PATIENT-PHYSICIAN RELATIONSHIP

by Jerry V. Marlin, MD

December 1996


This human relationship continues to be the center of any health care system. The interaction of the physician and patient is not for profit and not predominately a business relationship. The term "customer" should never be used when describing the patient in this relationship. In a managed care system, financial costs and the desire to make profits cause the insurance carriers or third party administrators or hospitals to vary in their views as to who is at the center the patient or the corporation. Attempts to alter and control this relationship can have significant economic, let alone sociological effects.
Both the patient and the physician play a vital role in healing. Open communication is mandatory, not only to begin this relationship, but also to maximize the healing of the patient. To maintain open communication, trust and honesty must prevail. The patient can enhance his or her healing potential through the help and guidance of the physician. Emphasis has been placed on informed patient choice. With good communication, the experience and wisdom of the physician can be the best source of education for the patient. In this information age, Americans are better educated, and additional knowledge is obtained easily and quickly through medical books, the Internet, cable TV, other physicians or people with similar conditions. Without excellent knowledge of the patient's standards regarding quality of like and expectations of treatment, the physician will have difficulty strengthening the relationship and helping the patient heal. The limits of modern therapeutic capabilities, whether by a physician, nurse, therapist or medications, need to be discussed openly. An effective therapeutic plan can best be created through open, two-way communication and a caring relationship.
With an alerted mental status, the patient may have memory loss, impaired judgement or emotional illness affecting competence and ability to understand and make informed decisions. The presence of family members will be required, if available, in such situations. Decisions made for an incompetent or comatose patient by the physician must be in the best interest of the patient. A previous excellent relationship and knowledge of the patient's desires during life or near death become extremely important.
If the patient does not agree with the physician, the physician should be informed. A second opinion is commonly obtained today. If the patient does not follow the physician's advice, the relationship may have changed to the point that further healing will not occur. A physician also should honestly discuss the limitations of his or her ability to help the patient. The evolution of medical care has created multiple specialty services in all fields of surgery and medicine. Referral to a different physician may need to be initiated. The patient trusts that the physician's treatment plan always maintains the goal of finding the best method to help the patient.
Decisions regarding treatment are made based on the diagnosis of the individual's illness or disease. The diagnosis is generally made by clinical judgement and appropriate tests. Clinical judgement has been de-emphasized in managed care. Tests are performed to obtain accurate and objective information regarding the patient's condition. Unfortunately, costly tests also are done to provide documentation as a defensive strategy against future lawsuits, etc., or defensive medicine. On the other hand, due to managed care rules, many appropriate and necessary tests are not authorized by the insurance carrier.
Clinical judgement is required to identify if the abnormal test is relevant to the illness, let alone a part of the natural process of living and aging. If clinical judgement returns to be the strongest tool in the care of the patient, then the patient-physician relationship will be strengthened. Cost-effective tests and treatment may then become the norm again.
When a managed care organization unilaterally decides on the authorization of a procedure or hospitalization, rarely is the physician asked for clinical judgement of the patient's condition.

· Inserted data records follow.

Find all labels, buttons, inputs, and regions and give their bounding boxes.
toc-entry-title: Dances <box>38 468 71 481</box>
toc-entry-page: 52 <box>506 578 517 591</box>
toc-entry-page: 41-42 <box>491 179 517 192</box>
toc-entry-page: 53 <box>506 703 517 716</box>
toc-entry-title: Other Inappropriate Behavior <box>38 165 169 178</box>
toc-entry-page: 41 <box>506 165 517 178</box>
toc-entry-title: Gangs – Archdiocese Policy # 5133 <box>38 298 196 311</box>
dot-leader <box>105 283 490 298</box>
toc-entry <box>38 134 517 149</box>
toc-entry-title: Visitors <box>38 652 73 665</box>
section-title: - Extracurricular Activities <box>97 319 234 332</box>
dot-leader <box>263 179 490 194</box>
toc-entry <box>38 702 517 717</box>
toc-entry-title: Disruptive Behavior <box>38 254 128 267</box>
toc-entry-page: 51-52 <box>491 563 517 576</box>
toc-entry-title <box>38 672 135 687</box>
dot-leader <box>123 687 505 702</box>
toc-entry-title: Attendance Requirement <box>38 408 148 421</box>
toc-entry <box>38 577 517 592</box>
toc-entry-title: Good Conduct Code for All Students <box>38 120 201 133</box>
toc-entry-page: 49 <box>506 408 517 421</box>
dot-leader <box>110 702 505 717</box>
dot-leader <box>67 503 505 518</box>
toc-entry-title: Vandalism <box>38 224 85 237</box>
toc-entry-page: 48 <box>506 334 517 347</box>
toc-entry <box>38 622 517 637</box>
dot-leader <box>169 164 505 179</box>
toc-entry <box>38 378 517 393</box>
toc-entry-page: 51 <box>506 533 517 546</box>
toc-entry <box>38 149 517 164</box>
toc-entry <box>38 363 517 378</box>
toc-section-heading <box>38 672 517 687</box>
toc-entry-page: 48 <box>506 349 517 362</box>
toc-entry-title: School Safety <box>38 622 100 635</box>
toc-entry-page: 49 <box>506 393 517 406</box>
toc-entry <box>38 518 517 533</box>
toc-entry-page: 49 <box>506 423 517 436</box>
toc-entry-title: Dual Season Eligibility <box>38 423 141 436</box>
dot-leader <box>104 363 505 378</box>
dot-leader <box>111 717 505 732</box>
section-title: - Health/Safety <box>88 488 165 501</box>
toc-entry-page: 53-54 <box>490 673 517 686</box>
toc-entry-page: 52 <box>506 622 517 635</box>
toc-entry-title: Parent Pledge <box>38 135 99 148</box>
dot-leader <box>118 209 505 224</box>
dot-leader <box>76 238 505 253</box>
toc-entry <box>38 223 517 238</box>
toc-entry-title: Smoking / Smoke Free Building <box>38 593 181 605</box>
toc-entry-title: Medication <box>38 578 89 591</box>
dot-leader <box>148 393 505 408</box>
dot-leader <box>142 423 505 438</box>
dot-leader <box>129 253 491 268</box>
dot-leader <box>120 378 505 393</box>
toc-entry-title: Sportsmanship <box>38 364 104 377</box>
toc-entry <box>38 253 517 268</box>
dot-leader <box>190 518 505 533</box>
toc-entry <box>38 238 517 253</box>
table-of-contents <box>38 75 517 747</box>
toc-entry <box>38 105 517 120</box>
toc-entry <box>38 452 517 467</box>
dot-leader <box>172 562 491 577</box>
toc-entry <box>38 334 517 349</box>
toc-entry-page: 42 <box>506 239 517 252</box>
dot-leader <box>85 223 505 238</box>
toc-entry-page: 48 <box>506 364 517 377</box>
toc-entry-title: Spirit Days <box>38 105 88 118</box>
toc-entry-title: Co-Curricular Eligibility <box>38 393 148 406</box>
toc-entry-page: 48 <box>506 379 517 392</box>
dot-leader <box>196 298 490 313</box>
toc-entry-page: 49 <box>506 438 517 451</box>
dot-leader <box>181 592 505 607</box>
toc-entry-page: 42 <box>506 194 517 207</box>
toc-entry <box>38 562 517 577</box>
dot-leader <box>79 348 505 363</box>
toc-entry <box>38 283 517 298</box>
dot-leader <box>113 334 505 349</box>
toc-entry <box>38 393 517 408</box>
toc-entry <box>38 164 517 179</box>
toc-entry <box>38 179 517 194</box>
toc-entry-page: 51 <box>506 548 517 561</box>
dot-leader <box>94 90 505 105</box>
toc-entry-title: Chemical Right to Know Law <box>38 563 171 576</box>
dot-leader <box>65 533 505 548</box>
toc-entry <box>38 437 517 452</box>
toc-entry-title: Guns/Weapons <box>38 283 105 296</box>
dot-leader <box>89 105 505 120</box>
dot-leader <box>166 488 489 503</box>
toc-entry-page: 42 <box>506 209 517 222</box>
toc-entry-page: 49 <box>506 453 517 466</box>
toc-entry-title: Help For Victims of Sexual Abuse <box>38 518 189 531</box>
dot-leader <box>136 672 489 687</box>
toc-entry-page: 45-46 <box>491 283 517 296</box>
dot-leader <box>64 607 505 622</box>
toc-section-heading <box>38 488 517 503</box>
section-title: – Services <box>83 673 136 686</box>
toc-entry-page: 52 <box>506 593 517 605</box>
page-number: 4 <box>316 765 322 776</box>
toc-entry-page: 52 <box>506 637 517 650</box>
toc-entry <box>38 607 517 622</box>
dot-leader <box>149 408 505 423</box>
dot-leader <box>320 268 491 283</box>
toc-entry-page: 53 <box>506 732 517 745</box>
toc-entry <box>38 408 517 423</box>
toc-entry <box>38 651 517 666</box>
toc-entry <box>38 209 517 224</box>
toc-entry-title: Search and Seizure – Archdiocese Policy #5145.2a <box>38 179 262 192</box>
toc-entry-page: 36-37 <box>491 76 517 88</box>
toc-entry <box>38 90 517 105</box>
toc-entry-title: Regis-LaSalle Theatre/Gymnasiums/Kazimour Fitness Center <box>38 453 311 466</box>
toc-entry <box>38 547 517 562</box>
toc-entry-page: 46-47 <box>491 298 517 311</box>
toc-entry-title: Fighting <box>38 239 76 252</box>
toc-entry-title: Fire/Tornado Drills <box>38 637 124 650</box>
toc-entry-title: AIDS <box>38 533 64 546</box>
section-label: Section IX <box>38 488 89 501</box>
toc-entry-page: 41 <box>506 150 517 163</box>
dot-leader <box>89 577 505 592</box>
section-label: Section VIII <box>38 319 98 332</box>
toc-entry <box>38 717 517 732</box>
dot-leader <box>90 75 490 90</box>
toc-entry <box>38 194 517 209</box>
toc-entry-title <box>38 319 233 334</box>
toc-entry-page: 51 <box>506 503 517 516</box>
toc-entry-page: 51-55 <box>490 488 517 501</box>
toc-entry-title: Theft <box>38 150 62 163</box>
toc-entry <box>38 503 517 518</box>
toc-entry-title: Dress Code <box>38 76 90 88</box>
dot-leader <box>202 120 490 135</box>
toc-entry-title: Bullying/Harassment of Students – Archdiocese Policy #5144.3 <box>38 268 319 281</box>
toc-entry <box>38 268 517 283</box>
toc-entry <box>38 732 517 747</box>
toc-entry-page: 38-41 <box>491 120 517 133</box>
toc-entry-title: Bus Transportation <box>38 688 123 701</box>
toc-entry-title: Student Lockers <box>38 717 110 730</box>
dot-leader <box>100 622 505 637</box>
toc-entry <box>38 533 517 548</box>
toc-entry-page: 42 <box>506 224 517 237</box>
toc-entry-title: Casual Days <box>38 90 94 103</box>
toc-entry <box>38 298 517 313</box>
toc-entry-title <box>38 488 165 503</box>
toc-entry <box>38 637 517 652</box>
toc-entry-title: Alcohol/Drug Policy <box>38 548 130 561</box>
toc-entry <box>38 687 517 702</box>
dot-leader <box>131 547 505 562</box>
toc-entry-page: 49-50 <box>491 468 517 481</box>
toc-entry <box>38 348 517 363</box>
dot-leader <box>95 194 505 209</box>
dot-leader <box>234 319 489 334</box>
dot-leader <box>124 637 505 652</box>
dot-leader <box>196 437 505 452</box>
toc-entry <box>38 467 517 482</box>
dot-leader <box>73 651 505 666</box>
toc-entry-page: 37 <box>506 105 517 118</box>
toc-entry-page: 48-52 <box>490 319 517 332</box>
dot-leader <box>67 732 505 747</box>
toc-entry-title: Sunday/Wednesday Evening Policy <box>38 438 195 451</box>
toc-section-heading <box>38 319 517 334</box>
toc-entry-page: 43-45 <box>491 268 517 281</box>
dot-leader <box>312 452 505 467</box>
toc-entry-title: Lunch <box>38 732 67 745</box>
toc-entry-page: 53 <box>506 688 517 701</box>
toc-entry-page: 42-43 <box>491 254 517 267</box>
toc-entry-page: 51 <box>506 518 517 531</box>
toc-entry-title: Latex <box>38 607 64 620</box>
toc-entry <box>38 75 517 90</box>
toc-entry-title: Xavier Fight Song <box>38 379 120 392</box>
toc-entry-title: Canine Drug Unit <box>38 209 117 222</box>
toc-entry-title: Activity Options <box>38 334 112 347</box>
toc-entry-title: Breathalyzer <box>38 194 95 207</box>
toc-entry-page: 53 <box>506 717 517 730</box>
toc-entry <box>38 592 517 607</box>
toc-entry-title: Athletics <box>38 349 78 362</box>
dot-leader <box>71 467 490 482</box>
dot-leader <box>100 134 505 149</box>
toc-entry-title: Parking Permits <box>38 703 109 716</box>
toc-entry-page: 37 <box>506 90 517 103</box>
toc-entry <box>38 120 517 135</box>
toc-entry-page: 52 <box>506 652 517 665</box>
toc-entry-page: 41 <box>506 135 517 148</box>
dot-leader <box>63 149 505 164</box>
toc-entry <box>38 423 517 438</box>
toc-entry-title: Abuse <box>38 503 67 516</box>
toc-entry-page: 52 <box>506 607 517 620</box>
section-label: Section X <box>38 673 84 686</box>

For example, the number of office visits or hospital days allowed or specific tests which may be performed are decided on by an utilization management group with statistical analysis of previous patients with these diseases. Often, health-care professionals who have never touched, let alone seen, the patient are making such decisions. The clinical experience of these managed care professionals varies considerably. Often, physicians treat patients with unique or multifactorial problems. Such outside influence can cause conflict affecting the care of the patient by the physician. Should the physician then be able to discuss the insurance carrier's decisions or managed care restrictions with the patient? Of course!
The initial contact with the physician may be with the office staff or the environment within the office. The first view of the office, staff or doctor can have a direct bearing on the future strength and growth of that relationship. Open communication with the patient is important, but confidentiality must be maintained. Documentation is important for many reasons, especially for future reference. A continuity of care can then be provided. With current computer technology, entire charts can be quickly transferred to another computer for viewing. Should the patient have immediate and full access to his or her chart? Certainly, this would widen the communication channel between physician and patient, but at what consequence? Will the person viewing the entire record interpret the information properly? Currently, when the patient reports to family members the advice given to them by the physician, often only a small amount of information can be recalled and not always repeated in the same way. To avoid errors in communication and enhance this relationship, this may become a new option in health care delivery as we approach the 21st century.